Говорят, мне сопутствует удача. Возможно, именно с этого дня я стал с ней считаться. Из-за этого случая, который чуть было не закончился трагически, меня вызвали в кабинет Анри Манюэля. Там я познакомился с его секретарем Андре Ж., который был старше меня лет на десять. Он был музыкантом, писал, немного занимался живописью и театром, пел, вообще был образованным. Я обязан ему тем, что открыл для себя Пруста, Жида, Колетт, Селина, Оскара Уайльда, Жана Кокто. Мы ежедневно проводили вместе двухчасовой перерыв — обедали в ресторане, потом бродили по Парижу. Я столько узнал благодаря ему! Разумеется, я вскоре признался ему в своем страстном увлечении театром и кино. Он посоветовал мне работать, подсказал, какие классические роли можно выучить, и предложил пройти прослушивание в Училище Мобель, которым руководил г-н Дориваль. Я выучил слова Чаттертона, героя одноименной драмы Альфреда де Виньи. Этот персонаж приводил меня в восторг. Я решил сыграть его на прослушивании. Мне было восемнадцать лет, я был уверен, что театр меня ждет. Посколько некому было подавать мне реплики, я выбрал длинный монолог.

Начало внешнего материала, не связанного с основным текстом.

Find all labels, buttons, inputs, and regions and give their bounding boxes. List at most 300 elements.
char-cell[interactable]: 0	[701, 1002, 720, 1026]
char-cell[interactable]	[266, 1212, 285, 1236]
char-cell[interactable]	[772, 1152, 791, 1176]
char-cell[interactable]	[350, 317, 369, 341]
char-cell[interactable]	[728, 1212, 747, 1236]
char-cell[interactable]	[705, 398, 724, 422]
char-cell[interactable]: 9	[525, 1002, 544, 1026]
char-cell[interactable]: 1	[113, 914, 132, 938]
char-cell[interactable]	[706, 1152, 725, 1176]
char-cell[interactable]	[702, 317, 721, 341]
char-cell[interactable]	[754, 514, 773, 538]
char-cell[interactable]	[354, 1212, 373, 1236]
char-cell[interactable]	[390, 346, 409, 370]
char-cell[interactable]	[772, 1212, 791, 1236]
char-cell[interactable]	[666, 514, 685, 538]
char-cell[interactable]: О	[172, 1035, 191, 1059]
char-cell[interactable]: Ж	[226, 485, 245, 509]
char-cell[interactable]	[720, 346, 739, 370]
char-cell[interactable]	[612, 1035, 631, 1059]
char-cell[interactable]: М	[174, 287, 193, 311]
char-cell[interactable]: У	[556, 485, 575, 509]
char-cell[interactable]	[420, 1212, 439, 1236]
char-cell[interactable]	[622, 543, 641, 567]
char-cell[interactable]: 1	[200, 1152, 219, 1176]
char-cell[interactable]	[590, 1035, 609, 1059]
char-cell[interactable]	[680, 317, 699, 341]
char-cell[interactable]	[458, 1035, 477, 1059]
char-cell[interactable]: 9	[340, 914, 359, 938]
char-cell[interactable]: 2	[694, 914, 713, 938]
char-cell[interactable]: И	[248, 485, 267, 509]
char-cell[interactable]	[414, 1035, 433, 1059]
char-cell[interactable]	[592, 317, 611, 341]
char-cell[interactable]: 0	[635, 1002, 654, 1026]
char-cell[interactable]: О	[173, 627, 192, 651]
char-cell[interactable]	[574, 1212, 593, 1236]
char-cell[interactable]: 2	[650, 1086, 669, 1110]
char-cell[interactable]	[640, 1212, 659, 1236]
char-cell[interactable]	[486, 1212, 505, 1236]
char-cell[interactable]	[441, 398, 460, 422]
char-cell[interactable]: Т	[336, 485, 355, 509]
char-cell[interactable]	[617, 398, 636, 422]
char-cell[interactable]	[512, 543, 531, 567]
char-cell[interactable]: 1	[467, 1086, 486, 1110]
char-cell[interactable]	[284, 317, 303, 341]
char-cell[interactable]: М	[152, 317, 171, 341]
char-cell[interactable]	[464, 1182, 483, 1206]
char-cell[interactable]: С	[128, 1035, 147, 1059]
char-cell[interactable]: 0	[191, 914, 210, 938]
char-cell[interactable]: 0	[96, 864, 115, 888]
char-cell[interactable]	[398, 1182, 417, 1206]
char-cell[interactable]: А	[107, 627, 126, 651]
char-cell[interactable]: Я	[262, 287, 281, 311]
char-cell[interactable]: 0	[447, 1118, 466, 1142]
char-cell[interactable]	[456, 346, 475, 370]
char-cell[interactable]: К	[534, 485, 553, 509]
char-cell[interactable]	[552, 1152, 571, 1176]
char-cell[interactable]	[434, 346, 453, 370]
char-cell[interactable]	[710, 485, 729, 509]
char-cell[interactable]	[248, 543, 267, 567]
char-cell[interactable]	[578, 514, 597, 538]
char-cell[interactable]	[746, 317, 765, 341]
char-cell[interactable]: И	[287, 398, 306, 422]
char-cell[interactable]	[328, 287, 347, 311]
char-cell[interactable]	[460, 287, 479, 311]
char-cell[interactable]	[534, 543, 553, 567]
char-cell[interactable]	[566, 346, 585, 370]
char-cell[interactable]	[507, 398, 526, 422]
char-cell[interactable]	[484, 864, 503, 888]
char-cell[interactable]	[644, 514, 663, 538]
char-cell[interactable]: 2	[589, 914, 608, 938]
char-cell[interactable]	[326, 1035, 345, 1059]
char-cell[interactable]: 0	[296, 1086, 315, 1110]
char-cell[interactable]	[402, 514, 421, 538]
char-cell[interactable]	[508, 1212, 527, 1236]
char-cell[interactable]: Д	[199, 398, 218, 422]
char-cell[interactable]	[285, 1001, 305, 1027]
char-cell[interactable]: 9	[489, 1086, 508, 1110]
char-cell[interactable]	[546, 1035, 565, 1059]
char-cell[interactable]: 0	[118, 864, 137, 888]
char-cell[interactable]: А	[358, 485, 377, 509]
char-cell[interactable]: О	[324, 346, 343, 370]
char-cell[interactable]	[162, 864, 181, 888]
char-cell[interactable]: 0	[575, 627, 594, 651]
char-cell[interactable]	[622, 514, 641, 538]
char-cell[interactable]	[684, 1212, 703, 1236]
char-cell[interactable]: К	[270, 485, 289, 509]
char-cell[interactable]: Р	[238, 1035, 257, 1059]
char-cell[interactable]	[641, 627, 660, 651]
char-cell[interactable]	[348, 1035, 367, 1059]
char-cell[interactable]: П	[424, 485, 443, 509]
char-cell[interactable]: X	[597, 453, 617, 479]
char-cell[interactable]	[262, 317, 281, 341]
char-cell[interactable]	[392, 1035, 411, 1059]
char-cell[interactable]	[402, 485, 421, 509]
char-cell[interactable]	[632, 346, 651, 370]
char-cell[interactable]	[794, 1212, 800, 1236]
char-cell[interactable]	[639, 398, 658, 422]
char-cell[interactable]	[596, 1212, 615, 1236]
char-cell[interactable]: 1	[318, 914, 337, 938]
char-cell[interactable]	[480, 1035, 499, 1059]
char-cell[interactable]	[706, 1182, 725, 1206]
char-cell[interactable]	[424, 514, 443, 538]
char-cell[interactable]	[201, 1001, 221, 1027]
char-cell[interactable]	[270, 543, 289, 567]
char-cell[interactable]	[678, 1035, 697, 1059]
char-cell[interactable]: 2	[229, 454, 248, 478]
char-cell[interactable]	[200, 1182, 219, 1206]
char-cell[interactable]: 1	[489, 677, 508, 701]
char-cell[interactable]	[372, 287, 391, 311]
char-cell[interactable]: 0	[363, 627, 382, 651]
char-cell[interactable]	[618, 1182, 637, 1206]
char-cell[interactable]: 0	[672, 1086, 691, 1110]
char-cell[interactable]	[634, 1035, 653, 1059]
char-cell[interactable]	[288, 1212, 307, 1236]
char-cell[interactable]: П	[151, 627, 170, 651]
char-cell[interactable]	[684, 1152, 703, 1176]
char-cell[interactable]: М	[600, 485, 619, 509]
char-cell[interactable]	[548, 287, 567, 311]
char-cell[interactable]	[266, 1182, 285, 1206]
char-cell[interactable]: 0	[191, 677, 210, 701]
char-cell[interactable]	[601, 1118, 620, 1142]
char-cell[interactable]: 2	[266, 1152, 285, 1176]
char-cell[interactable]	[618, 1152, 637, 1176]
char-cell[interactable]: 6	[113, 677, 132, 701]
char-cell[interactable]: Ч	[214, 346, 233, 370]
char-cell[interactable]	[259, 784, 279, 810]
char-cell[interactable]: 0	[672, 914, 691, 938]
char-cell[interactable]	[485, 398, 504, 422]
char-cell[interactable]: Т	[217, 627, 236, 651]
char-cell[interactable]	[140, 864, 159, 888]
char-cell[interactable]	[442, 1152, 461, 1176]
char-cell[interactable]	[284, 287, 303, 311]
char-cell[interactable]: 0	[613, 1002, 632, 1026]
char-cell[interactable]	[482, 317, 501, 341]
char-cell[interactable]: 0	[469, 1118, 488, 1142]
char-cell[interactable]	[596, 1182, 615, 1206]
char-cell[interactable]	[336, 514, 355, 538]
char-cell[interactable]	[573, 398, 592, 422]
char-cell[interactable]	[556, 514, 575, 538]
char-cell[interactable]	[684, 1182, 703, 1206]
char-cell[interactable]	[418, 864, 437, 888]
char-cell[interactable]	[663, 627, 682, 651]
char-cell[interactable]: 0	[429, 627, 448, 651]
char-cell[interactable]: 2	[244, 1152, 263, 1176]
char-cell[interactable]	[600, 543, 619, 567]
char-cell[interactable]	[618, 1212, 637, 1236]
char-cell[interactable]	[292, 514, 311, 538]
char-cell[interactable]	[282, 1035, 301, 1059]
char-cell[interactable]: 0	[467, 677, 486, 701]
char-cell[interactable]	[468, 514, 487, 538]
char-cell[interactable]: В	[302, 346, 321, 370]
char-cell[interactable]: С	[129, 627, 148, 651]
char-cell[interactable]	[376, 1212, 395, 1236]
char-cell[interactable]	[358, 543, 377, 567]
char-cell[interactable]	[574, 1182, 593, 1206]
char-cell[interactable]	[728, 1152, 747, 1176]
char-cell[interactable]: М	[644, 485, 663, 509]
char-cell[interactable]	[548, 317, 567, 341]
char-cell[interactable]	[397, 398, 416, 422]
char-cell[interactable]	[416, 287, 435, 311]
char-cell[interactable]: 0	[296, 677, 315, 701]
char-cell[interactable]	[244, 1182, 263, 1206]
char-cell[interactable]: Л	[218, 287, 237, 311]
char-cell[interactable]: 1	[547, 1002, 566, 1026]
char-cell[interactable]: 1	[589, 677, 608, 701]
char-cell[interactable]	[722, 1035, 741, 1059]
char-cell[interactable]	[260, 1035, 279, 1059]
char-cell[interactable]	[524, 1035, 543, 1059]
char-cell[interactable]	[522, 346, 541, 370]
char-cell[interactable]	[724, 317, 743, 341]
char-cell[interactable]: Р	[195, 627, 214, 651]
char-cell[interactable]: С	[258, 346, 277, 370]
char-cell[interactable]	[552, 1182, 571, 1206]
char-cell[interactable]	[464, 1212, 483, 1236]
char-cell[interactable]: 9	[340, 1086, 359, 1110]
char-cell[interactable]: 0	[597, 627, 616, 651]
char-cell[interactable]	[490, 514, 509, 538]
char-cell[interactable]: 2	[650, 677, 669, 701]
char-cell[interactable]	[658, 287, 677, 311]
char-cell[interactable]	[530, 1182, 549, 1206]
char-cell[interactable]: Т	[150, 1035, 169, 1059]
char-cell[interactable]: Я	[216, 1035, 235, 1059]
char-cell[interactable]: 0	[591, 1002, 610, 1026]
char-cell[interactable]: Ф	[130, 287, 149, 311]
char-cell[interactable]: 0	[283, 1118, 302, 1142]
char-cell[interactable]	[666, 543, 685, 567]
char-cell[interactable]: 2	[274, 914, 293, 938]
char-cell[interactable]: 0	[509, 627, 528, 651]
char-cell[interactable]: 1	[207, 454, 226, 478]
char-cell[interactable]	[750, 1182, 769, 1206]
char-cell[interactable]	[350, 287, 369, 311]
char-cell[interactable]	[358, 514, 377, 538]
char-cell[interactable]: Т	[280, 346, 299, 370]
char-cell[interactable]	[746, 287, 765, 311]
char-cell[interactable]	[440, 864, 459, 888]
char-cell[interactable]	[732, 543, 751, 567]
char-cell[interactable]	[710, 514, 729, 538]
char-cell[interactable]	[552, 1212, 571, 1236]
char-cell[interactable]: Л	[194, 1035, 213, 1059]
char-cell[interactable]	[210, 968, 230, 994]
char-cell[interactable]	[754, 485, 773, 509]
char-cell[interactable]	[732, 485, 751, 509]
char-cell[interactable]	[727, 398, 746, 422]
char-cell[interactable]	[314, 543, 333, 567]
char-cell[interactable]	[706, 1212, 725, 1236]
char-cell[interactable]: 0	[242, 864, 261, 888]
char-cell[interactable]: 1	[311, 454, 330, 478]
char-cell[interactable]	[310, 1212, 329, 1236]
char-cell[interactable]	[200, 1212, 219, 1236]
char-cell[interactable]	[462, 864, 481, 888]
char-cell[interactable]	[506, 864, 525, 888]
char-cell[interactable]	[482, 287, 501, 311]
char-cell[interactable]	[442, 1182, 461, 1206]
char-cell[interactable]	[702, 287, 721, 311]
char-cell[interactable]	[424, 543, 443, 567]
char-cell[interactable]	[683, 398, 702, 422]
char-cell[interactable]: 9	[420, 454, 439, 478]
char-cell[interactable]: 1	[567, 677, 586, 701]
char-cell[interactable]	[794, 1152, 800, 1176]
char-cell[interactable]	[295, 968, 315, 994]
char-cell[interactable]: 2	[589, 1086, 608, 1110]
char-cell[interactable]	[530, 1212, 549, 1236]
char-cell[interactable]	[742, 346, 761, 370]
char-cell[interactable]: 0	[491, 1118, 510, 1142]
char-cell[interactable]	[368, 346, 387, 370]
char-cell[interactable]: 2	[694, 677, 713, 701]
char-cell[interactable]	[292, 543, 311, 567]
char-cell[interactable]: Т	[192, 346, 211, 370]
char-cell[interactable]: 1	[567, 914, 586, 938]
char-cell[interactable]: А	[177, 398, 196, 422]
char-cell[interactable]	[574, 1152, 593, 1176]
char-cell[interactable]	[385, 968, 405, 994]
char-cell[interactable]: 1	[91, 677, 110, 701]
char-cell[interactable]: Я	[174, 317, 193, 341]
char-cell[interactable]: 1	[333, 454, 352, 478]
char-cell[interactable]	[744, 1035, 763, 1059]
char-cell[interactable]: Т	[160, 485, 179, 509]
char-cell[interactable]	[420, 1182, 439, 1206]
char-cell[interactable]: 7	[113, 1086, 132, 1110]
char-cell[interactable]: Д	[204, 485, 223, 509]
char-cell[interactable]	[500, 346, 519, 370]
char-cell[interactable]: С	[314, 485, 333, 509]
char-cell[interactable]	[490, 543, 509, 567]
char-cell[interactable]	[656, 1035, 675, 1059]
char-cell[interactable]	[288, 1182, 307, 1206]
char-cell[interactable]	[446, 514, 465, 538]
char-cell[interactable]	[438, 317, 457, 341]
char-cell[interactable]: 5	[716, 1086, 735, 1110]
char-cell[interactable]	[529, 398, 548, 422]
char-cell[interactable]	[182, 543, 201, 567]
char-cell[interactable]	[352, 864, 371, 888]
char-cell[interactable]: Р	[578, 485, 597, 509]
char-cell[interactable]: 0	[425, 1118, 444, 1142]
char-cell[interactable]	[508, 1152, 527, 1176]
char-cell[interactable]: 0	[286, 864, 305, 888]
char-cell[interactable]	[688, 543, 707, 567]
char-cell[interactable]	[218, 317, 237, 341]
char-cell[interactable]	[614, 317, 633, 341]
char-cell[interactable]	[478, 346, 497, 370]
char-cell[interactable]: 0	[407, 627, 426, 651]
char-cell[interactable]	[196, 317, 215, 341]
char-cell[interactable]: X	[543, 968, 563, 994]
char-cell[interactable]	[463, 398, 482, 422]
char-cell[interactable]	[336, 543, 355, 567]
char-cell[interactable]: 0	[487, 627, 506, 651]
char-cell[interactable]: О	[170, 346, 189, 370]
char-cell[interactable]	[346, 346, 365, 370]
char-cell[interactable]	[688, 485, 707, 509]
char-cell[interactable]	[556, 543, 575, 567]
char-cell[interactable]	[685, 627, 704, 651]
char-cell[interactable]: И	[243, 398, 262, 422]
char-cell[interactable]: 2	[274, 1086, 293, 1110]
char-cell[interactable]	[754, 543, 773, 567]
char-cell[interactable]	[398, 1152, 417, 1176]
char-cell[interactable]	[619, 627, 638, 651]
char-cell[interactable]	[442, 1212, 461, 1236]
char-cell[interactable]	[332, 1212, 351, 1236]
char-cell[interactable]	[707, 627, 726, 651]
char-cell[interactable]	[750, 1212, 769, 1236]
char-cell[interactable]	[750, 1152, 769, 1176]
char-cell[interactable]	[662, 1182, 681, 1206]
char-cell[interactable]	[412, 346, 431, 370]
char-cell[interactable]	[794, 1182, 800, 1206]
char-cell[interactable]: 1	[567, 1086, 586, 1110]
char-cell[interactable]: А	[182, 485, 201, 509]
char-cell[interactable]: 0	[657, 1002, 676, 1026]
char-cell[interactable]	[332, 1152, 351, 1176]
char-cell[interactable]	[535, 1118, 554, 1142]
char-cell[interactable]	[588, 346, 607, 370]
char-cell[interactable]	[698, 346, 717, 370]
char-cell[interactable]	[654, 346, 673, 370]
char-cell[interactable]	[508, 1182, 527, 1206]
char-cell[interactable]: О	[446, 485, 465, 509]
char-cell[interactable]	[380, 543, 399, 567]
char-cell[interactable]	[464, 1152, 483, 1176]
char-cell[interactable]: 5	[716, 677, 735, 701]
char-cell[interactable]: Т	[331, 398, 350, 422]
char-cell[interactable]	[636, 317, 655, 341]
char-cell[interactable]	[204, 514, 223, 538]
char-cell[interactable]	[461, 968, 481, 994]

Во время прослушивания, охваченный необузданным вдохновением, я потерял всякий контроль над собой. Я был Чаттертоном. Я наслаждался болью, я плакал, как, бывало, в детстве у печки, и решил, что великолепен. «Ты был великолепен,— сказал я себе, закончив сцену. Я освободился от гипноза посреди всеобщего молчания. — Он не знает, что сказать, так потрясла его моя игра», — подумал я.
Голос господина Дориваля моментально отрезвил меня.
— Молодой человек, вам нужно лечиться, вы законченный истерик.